Grease usually attracts dust, anti-sieze usually does not.

Harry Robinette
04-06-2014, 8:08 PM
Lawrence
I use one of those Strap Wrenches for plumbing.

Thomas Canfield
04-06-2014, 10:05 PM
I made a strap wrench using the plastic handle from Harbor Freight and a 3/4" wide x 42" leather strap from leather shop. I needed something to back a rough turned bowl off the worm screw, and the 42" strap allows me to loosen bowls up to about 13"D at which point there is usually enough wood to grab and get leverage. Occasionally I will add a piece of rubber shelf lining to improve the leather grip. I have the plastic washers for both mini and Powermatic 3520B, but do not use them. As said, clean face and threads and sharp rap usually will break the bond. PS - I started using the strap wrench about 8 years back for little 4"D or so bowls. Most of the normal strap wrenches only workup to about 6" or less.

Lawrence Tarnoff
04-06-2014, 11:00 PM
Thanks for the suggestions. My face plate doesn't have the typical detents for a wrench -- it's perfectly round.
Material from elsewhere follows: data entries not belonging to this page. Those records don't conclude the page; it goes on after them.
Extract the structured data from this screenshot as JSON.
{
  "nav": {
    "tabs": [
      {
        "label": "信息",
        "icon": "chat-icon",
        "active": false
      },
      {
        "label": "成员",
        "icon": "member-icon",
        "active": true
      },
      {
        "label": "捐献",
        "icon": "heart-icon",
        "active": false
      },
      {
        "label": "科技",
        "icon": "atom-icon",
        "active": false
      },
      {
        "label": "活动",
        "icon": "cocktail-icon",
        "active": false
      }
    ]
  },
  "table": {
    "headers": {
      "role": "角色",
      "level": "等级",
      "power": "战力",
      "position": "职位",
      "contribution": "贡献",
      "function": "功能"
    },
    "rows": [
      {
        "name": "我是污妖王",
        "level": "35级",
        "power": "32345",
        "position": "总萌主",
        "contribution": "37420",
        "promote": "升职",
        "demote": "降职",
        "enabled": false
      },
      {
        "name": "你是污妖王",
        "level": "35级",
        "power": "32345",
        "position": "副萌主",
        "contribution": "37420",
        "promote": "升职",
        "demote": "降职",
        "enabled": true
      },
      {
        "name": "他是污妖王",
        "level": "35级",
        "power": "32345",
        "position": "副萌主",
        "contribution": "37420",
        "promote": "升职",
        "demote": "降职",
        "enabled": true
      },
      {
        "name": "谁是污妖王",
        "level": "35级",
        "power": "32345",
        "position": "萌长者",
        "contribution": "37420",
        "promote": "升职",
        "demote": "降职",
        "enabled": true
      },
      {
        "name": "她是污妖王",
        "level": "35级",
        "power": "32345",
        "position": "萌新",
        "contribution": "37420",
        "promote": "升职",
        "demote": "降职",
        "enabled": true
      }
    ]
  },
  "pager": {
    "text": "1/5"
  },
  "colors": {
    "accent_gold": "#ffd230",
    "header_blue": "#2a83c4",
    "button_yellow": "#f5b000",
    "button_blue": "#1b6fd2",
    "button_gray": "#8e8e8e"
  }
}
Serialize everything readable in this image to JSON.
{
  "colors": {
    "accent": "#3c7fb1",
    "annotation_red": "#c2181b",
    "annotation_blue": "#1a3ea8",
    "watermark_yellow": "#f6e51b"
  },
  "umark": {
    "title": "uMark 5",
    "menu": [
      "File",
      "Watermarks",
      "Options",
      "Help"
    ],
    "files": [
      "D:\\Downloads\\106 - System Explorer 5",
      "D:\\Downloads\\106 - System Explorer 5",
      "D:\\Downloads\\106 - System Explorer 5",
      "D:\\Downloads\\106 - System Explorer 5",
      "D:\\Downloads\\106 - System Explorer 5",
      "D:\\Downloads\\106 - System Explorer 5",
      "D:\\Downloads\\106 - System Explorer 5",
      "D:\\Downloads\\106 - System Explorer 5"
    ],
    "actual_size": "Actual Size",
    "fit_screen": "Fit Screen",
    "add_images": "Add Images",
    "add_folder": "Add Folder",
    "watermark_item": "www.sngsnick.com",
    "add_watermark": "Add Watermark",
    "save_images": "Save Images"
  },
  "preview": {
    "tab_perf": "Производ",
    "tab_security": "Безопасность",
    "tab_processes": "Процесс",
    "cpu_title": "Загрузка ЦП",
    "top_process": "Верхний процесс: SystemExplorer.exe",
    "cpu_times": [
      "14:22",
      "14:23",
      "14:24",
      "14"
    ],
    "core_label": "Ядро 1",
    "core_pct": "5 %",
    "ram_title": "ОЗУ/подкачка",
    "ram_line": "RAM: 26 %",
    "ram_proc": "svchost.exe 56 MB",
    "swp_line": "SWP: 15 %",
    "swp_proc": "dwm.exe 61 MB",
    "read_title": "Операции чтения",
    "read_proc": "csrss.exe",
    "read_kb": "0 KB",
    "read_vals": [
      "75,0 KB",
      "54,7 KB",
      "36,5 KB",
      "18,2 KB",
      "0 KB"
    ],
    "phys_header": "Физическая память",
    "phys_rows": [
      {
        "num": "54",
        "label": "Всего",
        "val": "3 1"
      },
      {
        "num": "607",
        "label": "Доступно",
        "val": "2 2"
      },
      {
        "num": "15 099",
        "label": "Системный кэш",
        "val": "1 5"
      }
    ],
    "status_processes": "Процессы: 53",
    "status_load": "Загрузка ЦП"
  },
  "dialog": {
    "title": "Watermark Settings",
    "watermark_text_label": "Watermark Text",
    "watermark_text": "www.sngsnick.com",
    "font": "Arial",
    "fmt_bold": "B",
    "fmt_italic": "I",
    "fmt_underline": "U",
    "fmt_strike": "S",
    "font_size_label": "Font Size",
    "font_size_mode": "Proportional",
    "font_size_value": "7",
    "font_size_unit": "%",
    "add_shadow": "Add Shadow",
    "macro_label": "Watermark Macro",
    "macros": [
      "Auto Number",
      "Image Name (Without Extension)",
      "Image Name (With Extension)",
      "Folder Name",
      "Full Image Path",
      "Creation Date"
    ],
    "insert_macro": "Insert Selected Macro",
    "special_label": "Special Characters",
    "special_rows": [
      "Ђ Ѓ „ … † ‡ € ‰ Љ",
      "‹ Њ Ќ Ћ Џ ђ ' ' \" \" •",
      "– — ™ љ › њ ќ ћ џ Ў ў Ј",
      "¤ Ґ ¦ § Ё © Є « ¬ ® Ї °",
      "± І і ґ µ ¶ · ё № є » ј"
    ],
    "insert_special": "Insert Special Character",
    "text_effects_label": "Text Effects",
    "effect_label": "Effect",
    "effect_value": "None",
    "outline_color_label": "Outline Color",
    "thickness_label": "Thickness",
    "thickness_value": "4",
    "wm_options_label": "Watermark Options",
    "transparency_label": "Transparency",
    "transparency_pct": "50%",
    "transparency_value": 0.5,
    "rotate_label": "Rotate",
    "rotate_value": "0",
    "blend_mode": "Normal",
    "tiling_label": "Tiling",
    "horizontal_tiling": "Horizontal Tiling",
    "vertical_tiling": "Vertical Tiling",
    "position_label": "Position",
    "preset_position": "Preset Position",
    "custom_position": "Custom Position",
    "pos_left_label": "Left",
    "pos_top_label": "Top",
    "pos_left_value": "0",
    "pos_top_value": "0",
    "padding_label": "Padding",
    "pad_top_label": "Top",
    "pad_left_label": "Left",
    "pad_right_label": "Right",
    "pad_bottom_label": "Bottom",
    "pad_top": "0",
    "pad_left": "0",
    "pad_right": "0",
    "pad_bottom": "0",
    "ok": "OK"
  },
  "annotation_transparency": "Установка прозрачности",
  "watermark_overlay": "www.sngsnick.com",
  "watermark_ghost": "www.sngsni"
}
I think I'll try the strap wrench approach, although my wife's handy jar opener didn't do squat for me.:)

robert baccus
04-06-2014, 11:36 PM
Like Dennis replied a good lube is needed here. You can buy antiseizing compound at any auto parts store. All machine shops use it. It has a lot of aluminum dust and some fibers in it. It eliminates seizing and wear on the threads.

Bruce Pratt
04-07-2014, 5:24 PM
Secure a couple of long carriage bolts through two holes on opposite sides of the faceplate with the bolts sticking out toward the tail stock. Put a long bar or board above one bolt and below the other. This should give you sufficient leverage to loosen the faceplate.

Steve Speiser
04-07-2014, 10:08 PM
I had exactly the same problem recently. I used a large "channel lock" pliers on the faceplate body and it came right off.